Power Divergence Test

PowerDivergenceTest(x [,y] [, lambda] [,theta0] )

If x is a matrix with one row or column, or if x is a vector and y is not given, then a goodness-of-fit test is performed (x is treated as a one- dimensional contingency table. The entries of x must be non-negative integers. In this case, the hypothesis tested is whether the population probabilities equal those in theta0, or are all equal if theta0 is not given.

If x is a matrix with at least two rows and columns, it is taken as a two-dimensional contigency table: the entries of x must be non-negative integers. Otherwise, x and y must be vectors of the same length. The contigency table is calculated using counts from Statsbase. Then the power divergence test is performed of the null hypothesis that the joint distribution of the cell counts in a 2-dimensional contingency table is the product of the row and column marginals.
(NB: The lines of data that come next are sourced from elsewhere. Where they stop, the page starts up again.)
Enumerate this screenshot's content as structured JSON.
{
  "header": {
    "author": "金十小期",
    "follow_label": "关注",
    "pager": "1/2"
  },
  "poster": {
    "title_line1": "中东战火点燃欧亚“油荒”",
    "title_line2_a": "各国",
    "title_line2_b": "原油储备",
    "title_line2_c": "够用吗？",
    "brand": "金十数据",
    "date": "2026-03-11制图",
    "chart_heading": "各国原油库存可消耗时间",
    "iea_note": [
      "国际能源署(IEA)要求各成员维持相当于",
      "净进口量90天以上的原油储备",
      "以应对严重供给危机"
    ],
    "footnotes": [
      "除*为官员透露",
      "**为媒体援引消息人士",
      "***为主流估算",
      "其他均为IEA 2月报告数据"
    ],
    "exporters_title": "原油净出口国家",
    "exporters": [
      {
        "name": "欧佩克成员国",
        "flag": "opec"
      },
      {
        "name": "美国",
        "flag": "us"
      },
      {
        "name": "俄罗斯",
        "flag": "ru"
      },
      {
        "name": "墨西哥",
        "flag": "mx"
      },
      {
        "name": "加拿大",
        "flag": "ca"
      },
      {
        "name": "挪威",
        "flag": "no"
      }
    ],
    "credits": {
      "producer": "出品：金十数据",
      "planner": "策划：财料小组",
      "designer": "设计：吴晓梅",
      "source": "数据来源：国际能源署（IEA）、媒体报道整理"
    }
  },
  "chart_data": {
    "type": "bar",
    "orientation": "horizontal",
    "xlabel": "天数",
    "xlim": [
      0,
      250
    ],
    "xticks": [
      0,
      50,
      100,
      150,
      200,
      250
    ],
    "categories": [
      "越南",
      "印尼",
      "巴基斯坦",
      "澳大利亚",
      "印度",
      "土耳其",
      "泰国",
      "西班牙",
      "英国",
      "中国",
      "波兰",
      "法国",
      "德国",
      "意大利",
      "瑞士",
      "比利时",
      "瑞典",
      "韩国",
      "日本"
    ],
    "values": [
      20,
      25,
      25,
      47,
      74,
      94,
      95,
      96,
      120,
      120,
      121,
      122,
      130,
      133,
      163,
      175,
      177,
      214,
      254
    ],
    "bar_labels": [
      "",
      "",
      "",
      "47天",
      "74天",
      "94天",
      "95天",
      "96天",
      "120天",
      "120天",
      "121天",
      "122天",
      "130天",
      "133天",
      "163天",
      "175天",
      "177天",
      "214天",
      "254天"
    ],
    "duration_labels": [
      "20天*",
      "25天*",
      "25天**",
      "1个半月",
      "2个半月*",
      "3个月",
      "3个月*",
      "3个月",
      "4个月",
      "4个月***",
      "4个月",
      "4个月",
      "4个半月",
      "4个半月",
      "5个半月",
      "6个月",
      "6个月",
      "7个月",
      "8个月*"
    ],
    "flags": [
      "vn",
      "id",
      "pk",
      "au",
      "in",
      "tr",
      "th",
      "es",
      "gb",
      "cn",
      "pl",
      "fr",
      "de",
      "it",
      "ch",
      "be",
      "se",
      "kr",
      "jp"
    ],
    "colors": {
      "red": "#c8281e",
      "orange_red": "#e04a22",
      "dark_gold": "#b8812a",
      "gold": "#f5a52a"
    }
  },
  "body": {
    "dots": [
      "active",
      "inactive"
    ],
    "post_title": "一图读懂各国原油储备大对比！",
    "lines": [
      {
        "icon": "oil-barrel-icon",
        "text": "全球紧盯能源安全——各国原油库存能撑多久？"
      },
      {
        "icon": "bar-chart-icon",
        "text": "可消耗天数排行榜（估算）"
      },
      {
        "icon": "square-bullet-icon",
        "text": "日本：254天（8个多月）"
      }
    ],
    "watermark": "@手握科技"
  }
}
The power divergence test is given by

\[\dfrac{2}{\lambda(\lambda+1)}\sum_{i=1}^I \sum_{j=1}^J n_{ij}\left[(n_{ij}/\hat{n}_{ij})^\lambda -1\right]\]

where \(n_{ij}\) is the cell count in the \({i}\) th row and \({j}\) th column and \(\lambda\) is a real number. Note that when \(\lambda = 1\), this is equal to Pearson’s chi-squared statistic, as :math`lambda to 0`, it converges to the likelihood ratio test statistic, as \(\lambda \to -1\) it converges to the minimum discrimination information statistic (Gokhale and Kullback 1978), for \(\lambda=-2\) it equals Neyman modified chi-squared (Neyman 1949), and for \(\lambda=-1/2\) it equals the Freeman-Tukey statistic (Freeman and Tukey 1950). Under regulairty conditions, their asymptotic distributions are identical (see Drost et. al. 1989). The chis-squared null approximation works best for \(\lambda\) near \({2/3}\).

Implements: pvalue, confint


  • Agresti, Alan. Categorical Data Analysis, 3rd Edition. Wiley, 2013.
ChisqTest(x [,y] [,theta0])

Convenience function for power divergence test with \(\lambda=1\).

MultinomialLRT(x [,y] [,theta0])

Convenience function for power divergence test with \(\lambda=0\).